Князь взял меня за локоть.
– Ты извини, не прав я был, когда про ранение твое сказал, не подумавши-то. А где их оружие?
– Дома у меня – денег ведь стоит, чего же трофей в лесу на дороге бросать?
– А как ты в лесу-то один оказался?
– Почему же один?
И я рассказал, что ездил с Ильей и его дочерью на коптильню и всю последующую историю.
– Надо же, – восхитился воевода. – Я и не знал, что ты воин умелый. Спас, значит, купца и дочь его?
– Получается, так.
– Тогда на дочке купца жениться обязан – ты ведь ей жизнь спас, потому по неписаным законам должен ее в жены взять. Как разобьем шведа – пригласи на свадьбу.
Князь захохотал, обнажив белые зубы.
Уходил я из кремля в смятенных чувствах. И дернул же черт шведа указать на меня пальцем. Я никому не собирался хвастать своими победами, а теперь что? Ну как князь и в самом деле вспомнит после победы – а в том, что она будет, я не сомневаюсь – о моей свадьбе? Одно дело – жениться по большой любви, по своему большому желанию, и совсем другое – по желанию князя. Ему-то что? Погулял на свадьбе, попил вина, попел песен и – хоть трава не расти.
В растрепанных чувствах я чуть не забыл в кремле свою шведскую лошадь. Хорошо, ратник спросил:
– А лошадь что же?
Я вернулся, поднялся в седло. Интересно, как звали моего трофейного битюга раньше? Нрав у него спокойный. До сих пор он у меня без клички. Как-то надо назвать. Предложу-ка я домашним конкурс на лучшую кличку для мерина.
К моему удивлению, спор об имени трофея разгорелся нешуточный. В итоге решили остановиться на Клинке. «Сивка» или ему подобные – уж очень избито. Почему всплыло это имя, я уже не скажу, но впредь мерина называли именно так.
Стоило поджить моей ране, как резко увеличился поток пациентов. Успешное лечение князя или осада города привели к такому итогу – непонятно. Но теперь с утра и до вечера, с небольшим перерывом на обед, я осматривал больных, назначал травы, делал мануальную терапию, оперировал.
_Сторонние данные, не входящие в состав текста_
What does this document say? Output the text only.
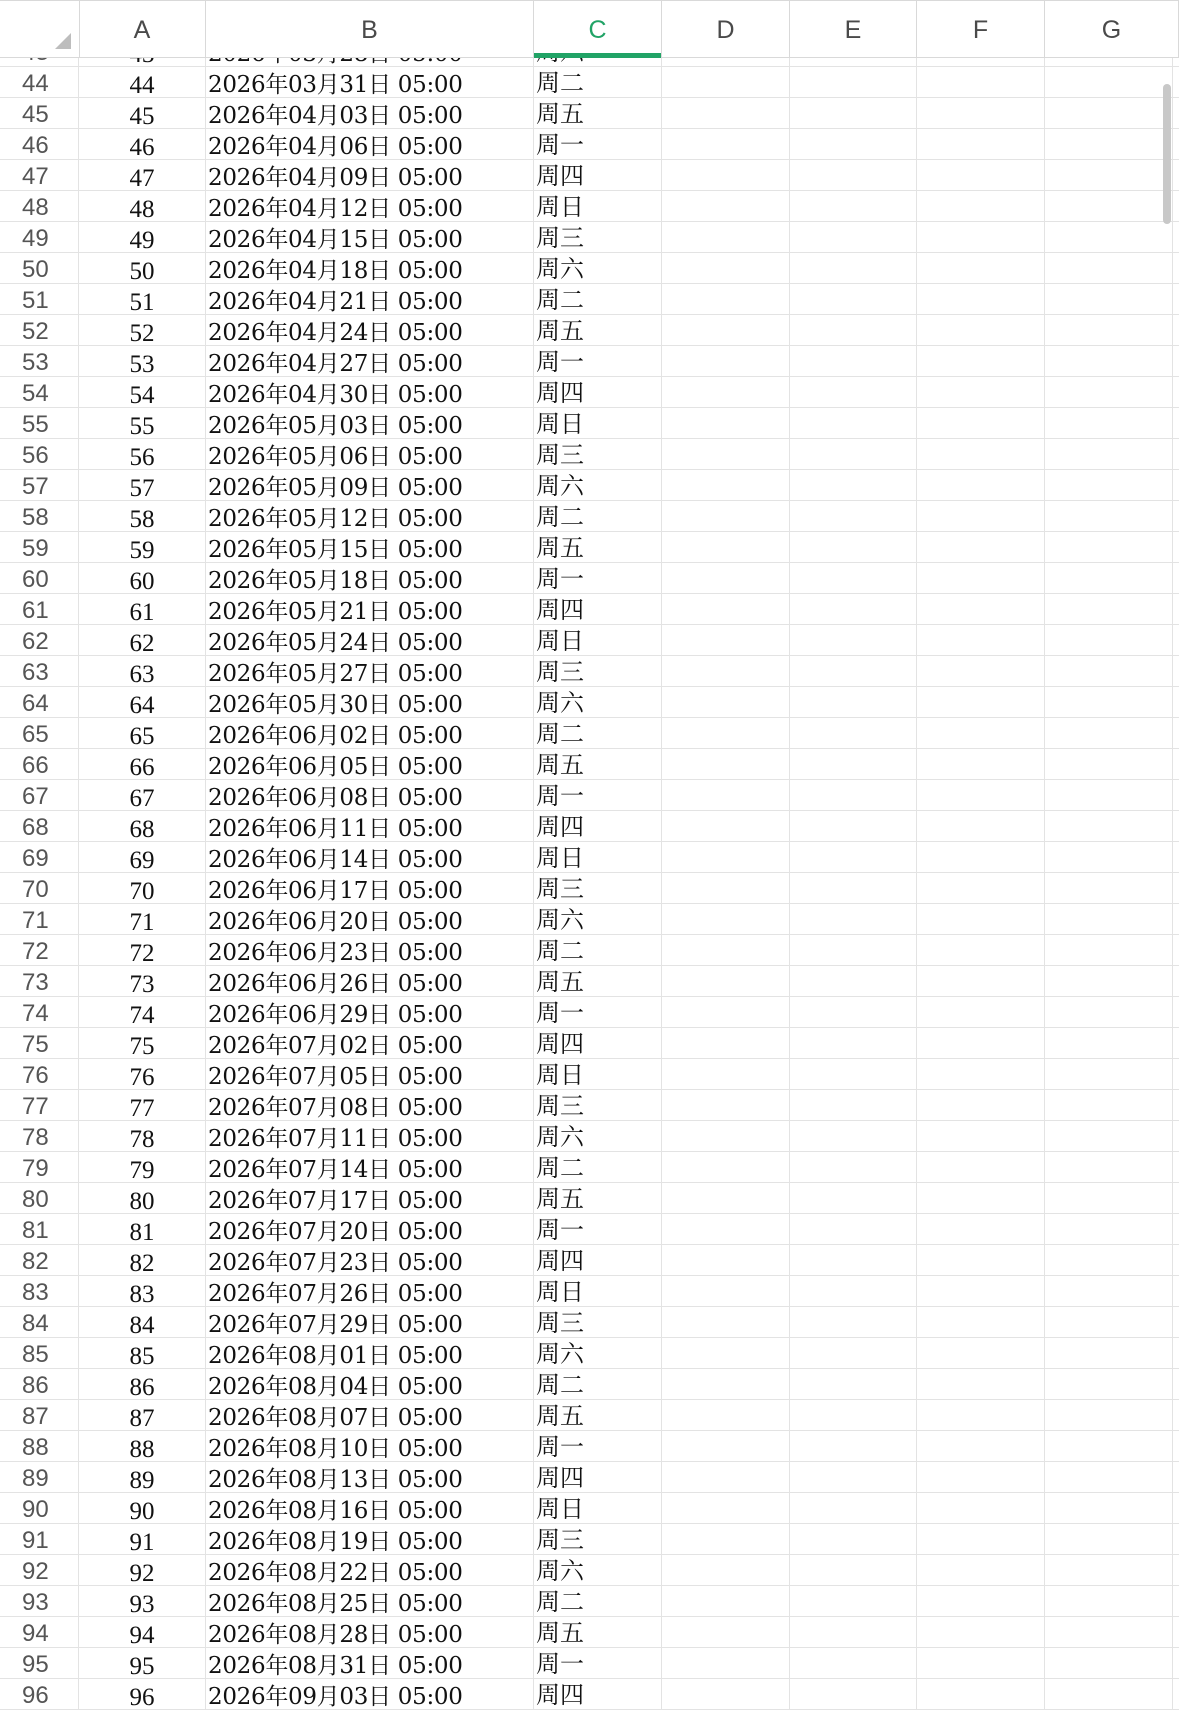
A	B	C	D	E	F	G
44	44	2026年03月31日 05:00	周二
45	45	2026年04月03日 05:00	周五
46	46	2026年04月06日 05:00	周一
47	47	2026年04月09日 05:00	周四
48	48	2026年04月12日 05:00	周日
49	49	2026年04月15日 05:00	周三
50	50	2026年04月18日 05:00	周六
51	51	2026年04月21日 05:00	周二
52	52	2026年04月24日 05:00	周五
53	53	2026年04月27日 05:00	周一
54	54	2026年04月30日 05:00	周四
55	55	2026年05月03日 05:00	周日
56	56	2026年05月06日 05:00	周三
57	57	2026年05月09日 05:00	周六
58	58	2026年05月12日 05:00	周二
59	59	2026年05月15日 05:00	周五
60	60	2026年05月18日 05:00	周一
61	61	2026年05月21日 05:00	周四
62	62	2026年05月24日 05:00	周日
63	63	2026年05月27日 05:00	周三
64	64	2026年05月30日 05:00	周六
65	65	2026年06月02日 05:00	周二
66	66	2026年06月05日 05:00	周五
67	67	2026年06月08日 05:00	周一
68	68	2026年06月11日 05:00	周四
69	69	2026年06月14日 05:00	周日
70	70	2026年06月17日 05:00	周三
71	71	2026年06月20日 05:00	周六
72	72	2026年06月23日 05:00	周二
73	73	2026年06月26日 05:00	周五
74	74	2026年06月29日 05:00	周一
75	75	2026年07月02日 05:00	周四
76	76	2026年07月05日 05:00	周日
77	77	2026年07月08日 05:00	周三
78	78	2026年07月11日 05:00	周六
79	79	2026年07月14日 05:00	周二
80	80	2026年07月17日 05:00	周五
81	81	2026年07月20日 05:00	周一
82	82	2026年07月23日 05:00	周四
83	83	2026年07月26日 05:00	周日
84	84	2026年07月29日 05:00	周三
85	85	2026年08月01日 05:00	周六
86	86	2026年08月04日 05:00	周二
87	87	2026年08月07日 05:00	周五
88	88	2026年08月10日 05:00	周一
89	89	2026年08月13日 05:00	周四
90	90	2026年08月16日 05:00	周日
91	91	2026年08月19日 05:00	周三
92	92	2026年08月22日 05:00	周六
93	93	2026年08月25日 05:00	周二
94	94	2026年08月28日 05:00	周五
95	95	2026年08月31日 05:00	周一
96	96	2026年09月03日 05:00	周四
Были ранения, полученные горожанами на городских стенах, – этих я принимал вне очереди и без оплаты. С больных брал по совести: с бедных – полушку, а с купца – и серебряный рубль.
Илья, глядя на мою работу, как-то сказал мне:
– Вот кем мне надо было стать, а я в купцы подался.
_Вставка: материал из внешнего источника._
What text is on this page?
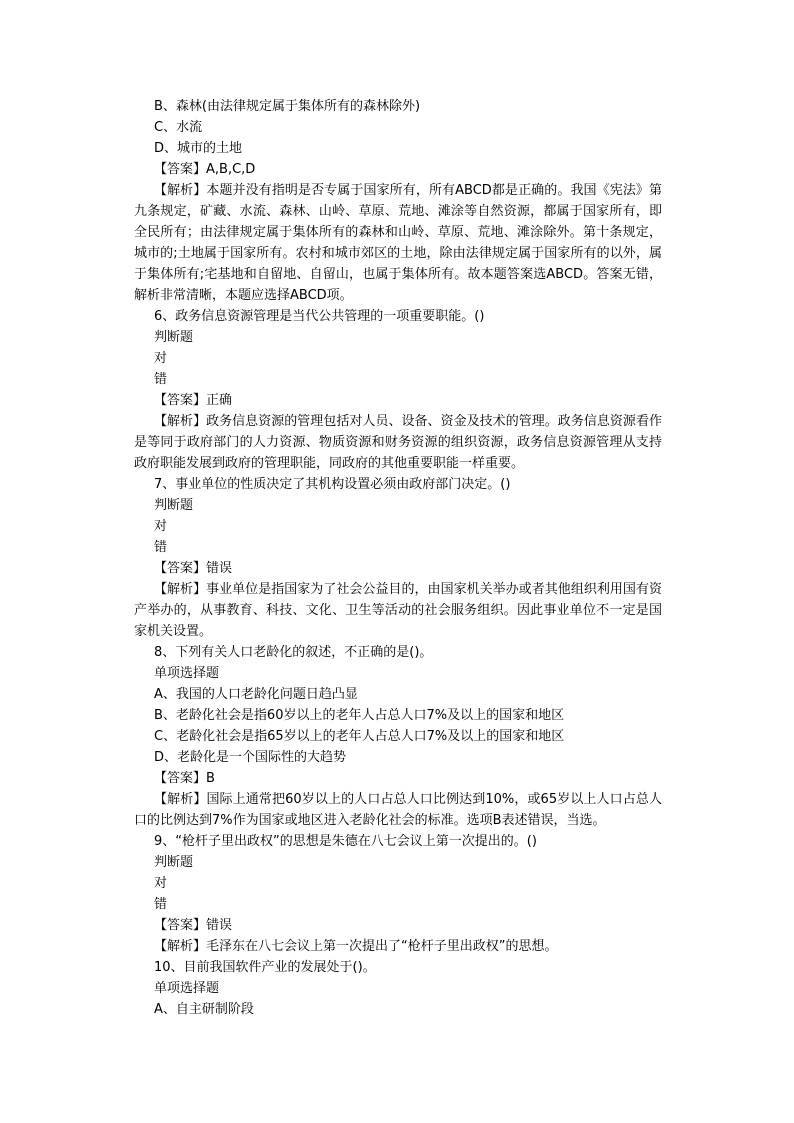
B、森林(由法律规定属于集体所有的森林除外)
C、水流
D、城市的土地
【答案】A,B,C,D
【解析】本题并没有指明是否专属于国家所有，所有ABCD都是正确的。我国《宪法》第九条规定，矿藏、水流、森林、山岭、草原、荒地、滩涂等自然资源，都属于国家所有，即全民所有；由法律规定属于集体所有的森林和山岭、草原、荒地、滩涂除外。第十条规定，城市的;土地属于国家所有。农村和城市郊区的土地，除由法律规定属于国家所有的以外，属于集体所有;宅基地和自留地、自留山，也属于集体所有。故本题答案选ABCD。答案无错，解析非常清晰，本题应选择ABCD项。
6、政务信息资源管理是当代公共管理的一项重要职能。()
判断题
对
错
【答案】正确
【解析】政务信息资源的管理包括对人员、设备、资金及技术的管理。政务信息资源看作是等同于政府部门的人力资源、物质资源和财务资源的组织资源，政务信息资源管理从支持政府职能发展到政府的管理职能，同政府的其他重要职能一样重要。
7、事业单位的性质决定了其机构设置必须由政府部门决定。()
判断题
对
错
【答案】错误
【解析】事业单位是指国家为了社会公益目的，由国家机关举办或者其他组织利用国有资产举办的，从事教育、科技、文化、卫生等活动的社会服务组织。因此事业单位不一定是国家机关设置。
8、下列有关人口老龄化的叙述，不正确的是()。
单项选择题
A、我国的人口老龄化问题日趋凸显
B、老龄化社会是指60岁以上的老年人占总人口7%及以上的国家和地区
C、老龄化社会是指65岁以上的老年人占总人口7%及以上的国家和地区
D、老龄化是一个国际性的大趋势
【答案】B
【解析】国际上通常把60岁以上的人口占总人口比例达到10%，或65岁以上人口占总人口的比例达到7%作为国家或地区进入老龄化社会的标准。选项B表述错误，当选。
9、“枪杆子里出政权”的思想是朱德在八七会议上第一次提出的。()
判断题
对
错
【答案】错误
【解析】毛泽东在八七会议上第一次提出了“枪杆子里出政权”的思想。
10、目前我国软件产业的发展处于()。
单项选择题
A、自主研制阶段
Эх, Илья, для этого надо долго учиться, к тому же далеко не всякий сможет возиться в крови, гное, в дерьме. А если принять во внимание, что ты вкладываешь в пациента знания и душу, но болезнь оказывается сильнее и пациент умирает, то завидовать нечему. У каждого, даже выдающегося врача, свое кладбище пациентов.
Через месяц пришло радостное известие – подмога от государя уже близко, в одном дневном переходе. Все предвкушали скорое снятие осады.
И вот наступил этот день. Я взобрался на городскую стену. С западной стороны раздались крики, пушечные и мушкетные выстрелы. Часа через два показались отступающие в беспорядке шведы.
Пушкари Пскова открыли частый огонь по позициям неприятеля, а вскоре распахнулись сразу трое городских ворот, и на помощь наступавшим ратям Ивана Грозного выехали псковские дружины.
И дрогнули шведы, побежали, бросая палатки, пушки, повозки с имуществом.
Жители Пскова стояли на стенах крепости и радовались – подбрасывали шапки, обнимались, орали что-то невразумительное. Слава богу, конец осаде. Хотя продукты в крепости еще были, но почти всю живность – кур, гусей, поросят уже съели.
Продлись осада еще месяц – и подъели бы сухари, сало и крупы. Вот тогда пришлось бы совсем туго.
Рати русские уходили от города все дальше и скрылись за лесом. У пушек остались канониры и дозорные. Все прочие со стен ушли – кто домой, а кто и в кабак – праздновать освобождение. Вино лилось рекой, и к вечеру твердо на ногах стояли лишь дети.
Мы у себя дома тоже накрыли стол, выпили вина – но в меру. Ни я, ни Илья трезвенниками не были, но меру свою знали. За столом засиделись, спать легли поздно. И когда Маша вдруг стала меня тормошить, я не сразу понял – зачем? Посмотрел на окно – темно.
– Какого черта?
– Гонец к тебе, барин. Случилось чего-то. Иди сам узнай.
Я оделся, спустился вниз. У крыльца стоял ратник. Я его узнал – видел в крепости.
– Прости, что разбудил. Дело неотложное. Сотник ранен пулей в живот; не наш – великокняжеский. Вот за лекарем и послали. Сказали – вези самого наилучшего. Я с запасным конем.